A fascinating article in the initial portion of the book is Roger’s “The Development of Broadside Gunnery 1450-1650.” In this piece, he takes to task Sir Julian Corbett and other naval historians of the late Victorian era for arguing that the English fleet in 1588 had sailed and fought its ships in “line ahead” and had relied upon broadside gunnery to overwhelm its enemies. After carefully sifting through the evidence, Roger concludes that while basic aspects of both concepts were known to English sailors by that date, a full understanding of their value in battle was still decades off. As he expressed it, “So in the end the English, and with them no doubt the other northern nations, discovered that in setting out to match the galley, they had arrived at an entirely unexpected destination, with a new type of warship and a new style of fighting. In material terms, they were ready for the line of battle [a specific form of line ahead] by the 1580s if not before, in that they already had ships which mounted a majority of their guns (though not usually their heaviest guns) on the broadside – but this does not mean that they had yet understood the tactical implication, clear though it might be in hindsight.” (Article III, 317 [continuous pagination is not used in this book]).
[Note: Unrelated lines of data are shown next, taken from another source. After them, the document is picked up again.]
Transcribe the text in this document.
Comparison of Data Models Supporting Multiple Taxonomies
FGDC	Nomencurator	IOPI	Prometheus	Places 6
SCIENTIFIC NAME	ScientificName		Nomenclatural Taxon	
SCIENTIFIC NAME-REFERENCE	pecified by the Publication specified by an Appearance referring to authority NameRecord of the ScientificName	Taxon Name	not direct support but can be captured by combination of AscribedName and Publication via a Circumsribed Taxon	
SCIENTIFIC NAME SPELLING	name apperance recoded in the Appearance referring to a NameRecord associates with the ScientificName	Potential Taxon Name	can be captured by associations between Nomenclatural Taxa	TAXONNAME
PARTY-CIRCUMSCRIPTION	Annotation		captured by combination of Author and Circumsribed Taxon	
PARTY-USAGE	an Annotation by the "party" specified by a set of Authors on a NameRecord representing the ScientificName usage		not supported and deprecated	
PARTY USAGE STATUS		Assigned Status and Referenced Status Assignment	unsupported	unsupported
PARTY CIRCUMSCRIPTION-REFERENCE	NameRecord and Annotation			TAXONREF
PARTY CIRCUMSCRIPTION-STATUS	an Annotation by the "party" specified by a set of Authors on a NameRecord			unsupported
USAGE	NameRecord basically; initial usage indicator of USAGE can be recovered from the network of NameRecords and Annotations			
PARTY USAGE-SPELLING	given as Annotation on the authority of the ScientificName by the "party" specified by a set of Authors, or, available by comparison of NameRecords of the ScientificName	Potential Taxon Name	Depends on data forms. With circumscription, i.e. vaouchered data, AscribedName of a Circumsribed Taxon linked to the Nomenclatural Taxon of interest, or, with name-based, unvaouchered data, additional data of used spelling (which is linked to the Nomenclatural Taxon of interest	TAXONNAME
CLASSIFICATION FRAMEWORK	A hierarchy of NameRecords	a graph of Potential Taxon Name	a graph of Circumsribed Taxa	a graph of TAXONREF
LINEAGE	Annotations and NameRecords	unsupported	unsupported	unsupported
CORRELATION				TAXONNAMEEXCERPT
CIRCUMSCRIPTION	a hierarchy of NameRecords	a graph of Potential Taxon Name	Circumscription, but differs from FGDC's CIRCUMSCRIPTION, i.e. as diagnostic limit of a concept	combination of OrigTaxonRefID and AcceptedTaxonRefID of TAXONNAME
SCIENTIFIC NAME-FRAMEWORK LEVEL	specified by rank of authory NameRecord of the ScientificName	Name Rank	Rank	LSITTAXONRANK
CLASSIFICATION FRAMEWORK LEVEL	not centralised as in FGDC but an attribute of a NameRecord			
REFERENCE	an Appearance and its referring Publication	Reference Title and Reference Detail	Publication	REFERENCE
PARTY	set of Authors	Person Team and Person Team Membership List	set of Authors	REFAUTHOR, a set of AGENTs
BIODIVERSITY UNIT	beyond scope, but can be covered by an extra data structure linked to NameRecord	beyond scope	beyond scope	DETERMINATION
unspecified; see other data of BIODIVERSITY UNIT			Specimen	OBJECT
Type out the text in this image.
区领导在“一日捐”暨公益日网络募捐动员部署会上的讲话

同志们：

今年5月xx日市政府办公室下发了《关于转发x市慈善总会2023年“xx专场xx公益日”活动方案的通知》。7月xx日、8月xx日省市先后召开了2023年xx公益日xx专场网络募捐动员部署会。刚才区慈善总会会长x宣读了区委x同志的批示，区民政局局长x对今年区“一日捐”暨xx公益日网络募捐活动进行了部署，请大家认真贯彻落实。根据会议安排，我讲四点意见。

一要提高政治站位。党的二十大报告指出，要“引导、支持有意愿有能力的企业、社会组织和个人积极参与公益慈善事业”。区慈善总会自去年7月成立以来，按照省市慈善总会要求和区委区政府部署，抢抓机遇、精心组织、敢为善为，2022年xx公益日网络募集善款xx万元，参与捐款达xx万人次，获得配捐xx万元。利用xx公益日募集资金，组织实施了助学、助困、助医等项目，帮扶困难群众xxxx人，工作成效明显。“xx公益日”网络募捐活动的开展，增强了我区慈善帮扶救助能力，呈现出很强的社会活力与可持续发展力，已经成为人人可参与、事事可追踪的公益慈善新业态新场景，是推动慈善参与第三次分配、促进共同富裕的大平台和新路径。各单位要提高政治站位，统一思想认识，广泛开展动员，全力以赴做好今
Another article of great interest is the author’s “Weather, geography and naval power in the Age of Sail.” In this piece, Roger walks carefully through the difficulties of navigation imposed on sailing ships by their utter dependence upon favorable winds, tides, and currents to make progress toward many of their intended destinations. As the author sums up the matter, “ Britain ’s eventual success [in achieving naval dominance at sea] can be explained in terms of a prolonged process of learning how to exploit the favourable, and overcome the unfavourable, aspects of the situation. None of this was inevitable, and not much of it is intelligible to the historian who ignores the real world of winds and currents, navigation and pilotage.” (Article XII, 197).
This intriguing volume containing many of Nicholas Roger’s naval history articles deserves to be placed on one’s bookshelf, alongside the several substantial studies on the history of Britain ’s rise to naval power that he has written during the past three decades. That being said, even those readers with a more than casual interest in the larger framework of naval history will find much to ponder within its pages.